Indien onvoldoende effect, verdubbel de dosis elke 5 minuten
tot de muscarine-effecten afnemen.
Gemiddelde dosis is 1-4 mg elke 5 minuten
(pediatrie: 0,05 - 0,2 mg/kg)
- fouten in gebruik van atropine-schema
- onderdosering
- mydriase als eindpunt van de behandeling beschouwen.
- gedilateerde pupillen of tachycardie
zijn geen contraindicaties voor toediening van atropine.
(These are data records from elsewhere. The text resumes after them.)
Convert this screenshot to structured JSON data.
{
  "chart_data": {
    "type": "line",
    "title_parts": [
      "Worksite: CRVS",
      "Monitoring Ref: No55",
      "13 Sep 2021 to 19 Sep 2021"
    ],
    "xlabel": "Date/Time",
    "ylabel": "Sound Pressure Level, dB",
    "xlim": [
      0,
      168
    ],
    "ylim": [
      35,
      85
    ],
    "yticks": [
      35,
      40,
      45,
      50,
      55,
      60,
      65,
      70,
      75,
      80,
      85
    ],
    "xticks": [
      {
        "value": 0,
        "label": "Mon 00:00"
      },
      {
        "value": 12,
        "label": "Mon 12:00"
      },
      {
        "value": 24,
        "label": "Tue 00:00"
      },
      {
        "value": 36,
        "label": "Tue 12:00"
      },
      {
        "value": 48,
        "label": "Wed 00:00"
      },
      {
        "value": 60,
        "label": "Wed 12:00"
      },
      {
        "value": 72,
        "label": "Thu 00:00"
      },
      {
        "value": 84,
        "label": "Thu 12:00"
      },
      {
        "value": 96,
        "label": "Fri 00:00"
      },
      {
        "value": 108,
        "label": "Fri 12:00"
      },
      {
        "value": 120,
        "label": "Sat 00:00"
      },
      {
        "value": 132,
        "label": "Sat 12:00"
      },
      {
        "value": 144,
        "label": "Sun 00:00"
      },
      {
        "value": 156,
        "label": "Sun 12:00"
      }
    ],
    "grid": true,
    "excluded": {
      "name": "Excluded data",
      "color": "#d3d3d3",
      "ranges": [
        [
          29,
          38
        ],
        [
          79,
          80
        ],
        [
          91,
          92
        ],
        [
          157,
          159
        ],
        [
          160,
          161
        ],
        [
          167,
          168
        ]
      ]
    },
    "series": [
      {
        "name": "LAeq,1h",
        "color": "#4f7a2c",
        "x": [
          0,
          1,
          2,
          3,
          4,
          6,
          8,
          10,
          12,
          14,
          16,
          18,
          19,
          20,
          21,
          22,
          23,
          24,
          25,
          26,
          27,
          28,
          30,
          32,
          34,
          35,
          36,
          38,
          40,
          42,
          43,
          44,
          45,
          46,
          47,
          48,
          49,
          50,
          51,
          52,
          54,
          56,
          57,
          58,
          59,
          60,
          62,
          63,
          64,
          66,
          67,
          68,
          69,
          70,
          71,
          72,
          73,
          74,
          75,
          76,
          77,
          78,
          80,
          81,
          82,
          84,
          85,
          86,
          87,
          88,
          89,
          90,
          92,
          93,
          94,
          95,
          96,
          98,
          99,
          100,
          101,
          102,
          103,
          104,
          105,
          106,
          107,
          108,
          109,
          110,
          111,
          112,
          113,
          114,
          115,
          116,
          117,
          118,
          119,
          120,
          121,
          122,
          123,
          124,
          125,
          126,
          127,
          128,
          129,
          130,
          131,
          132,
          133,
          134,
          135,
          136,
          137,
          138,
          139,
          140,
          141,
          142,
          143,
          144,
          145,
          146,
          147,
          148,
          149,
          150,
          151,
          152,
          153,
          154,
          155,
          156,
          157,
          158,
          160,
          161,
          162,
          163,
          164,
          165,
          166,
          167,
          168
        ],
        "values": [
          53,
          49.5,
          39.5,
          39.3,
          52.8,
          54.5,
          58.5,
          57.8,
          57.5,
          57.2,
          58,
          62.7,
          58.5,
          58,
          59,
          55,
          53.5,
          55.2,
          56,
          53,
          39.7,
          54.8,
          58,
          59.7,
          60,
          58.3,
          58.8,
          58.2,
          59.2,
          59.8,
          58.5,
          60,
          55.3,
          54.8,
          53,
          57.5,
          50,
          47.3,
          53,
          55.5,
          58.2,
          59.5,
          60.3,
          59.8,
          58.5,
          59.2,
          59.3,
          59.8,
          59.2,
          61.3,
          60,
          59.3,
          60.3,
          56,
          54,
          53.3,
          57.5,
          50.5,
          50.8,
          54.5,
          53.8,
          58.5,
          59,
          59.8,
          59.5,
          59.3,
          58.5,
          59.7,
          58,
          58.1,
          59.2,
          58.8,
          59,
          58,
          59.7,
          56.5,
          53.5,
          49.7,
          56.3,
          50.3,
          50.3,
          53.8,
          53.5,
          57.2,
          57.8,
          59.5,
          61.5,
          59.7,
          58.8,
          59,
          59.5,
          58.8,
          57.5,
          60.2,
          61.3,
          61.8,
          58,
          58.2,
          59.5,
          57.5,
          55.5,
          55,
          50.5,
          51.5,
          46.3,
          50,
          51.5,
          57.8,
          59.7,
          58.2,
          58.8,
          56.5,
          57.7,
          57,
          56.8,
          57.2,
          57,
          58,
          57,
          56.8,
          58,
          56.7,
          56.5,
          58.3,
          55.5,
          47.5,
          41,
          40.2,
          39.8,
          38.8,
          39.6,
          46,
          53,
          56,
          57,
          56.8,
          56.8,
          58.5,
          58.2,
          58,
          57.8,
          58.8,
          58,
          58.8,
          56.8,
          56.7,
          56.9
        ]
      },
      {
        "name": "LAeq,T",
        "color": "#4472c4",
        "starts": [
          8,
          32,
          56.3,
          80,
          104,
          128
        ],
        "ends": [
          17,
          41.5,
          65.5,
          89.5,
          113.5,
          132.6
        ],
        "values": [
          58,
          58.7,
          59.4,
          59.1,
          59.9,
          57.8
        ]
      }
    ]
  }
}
- pralidoxime-toediening (2-PAM)
- regenereert cholinesterase door omkering van de fosforilatie van het enzyme.
- werkt synergetisch met atropine
en de muscarine-effecten zullen milderen binnen de 10-40 min
- dosering:
1 - 2 gr opgelost in NaCl 0,9% IV over 30 min.
Herhaal na 1 uur indien nodig.
Nadien herhalen elke 3 tot 8 uur naar behoefte
pediatrie: 20 - 40 mg/kg
- nevenwerkingen:
neuromusculair block bij snelle infusie,
ademhalingsstilstand,
hypertensie,
braken,
nausea,
duizeligheid,
troebel zicht
- doel: opheffen van de spierzwakte en de fasciculaties
- Mag zowel vroegtijdig als laattijdig (na 24-48 u gebruikt worden)
- ondersteunende therapie
- kleding verwijderen en afspoelen van het lichaam
- maagspoeling:
maaglediging en spoeling (liefst met continue suctie).
Opgelet met de maaginhoud voor contaminatie van hulpverleners
- respiratoir falen:
frequent aspireren van de bronchorhee,
behandel bronchospasmen met atropine
en niet met bronchodilatatoren,
tachycardie kan optreden door hypoxie
ten gevolge van pulmonaire secreties en bronchospasme.
- atropine zorgt voor drogere slijmvliezen en zal de hypoxie milderen.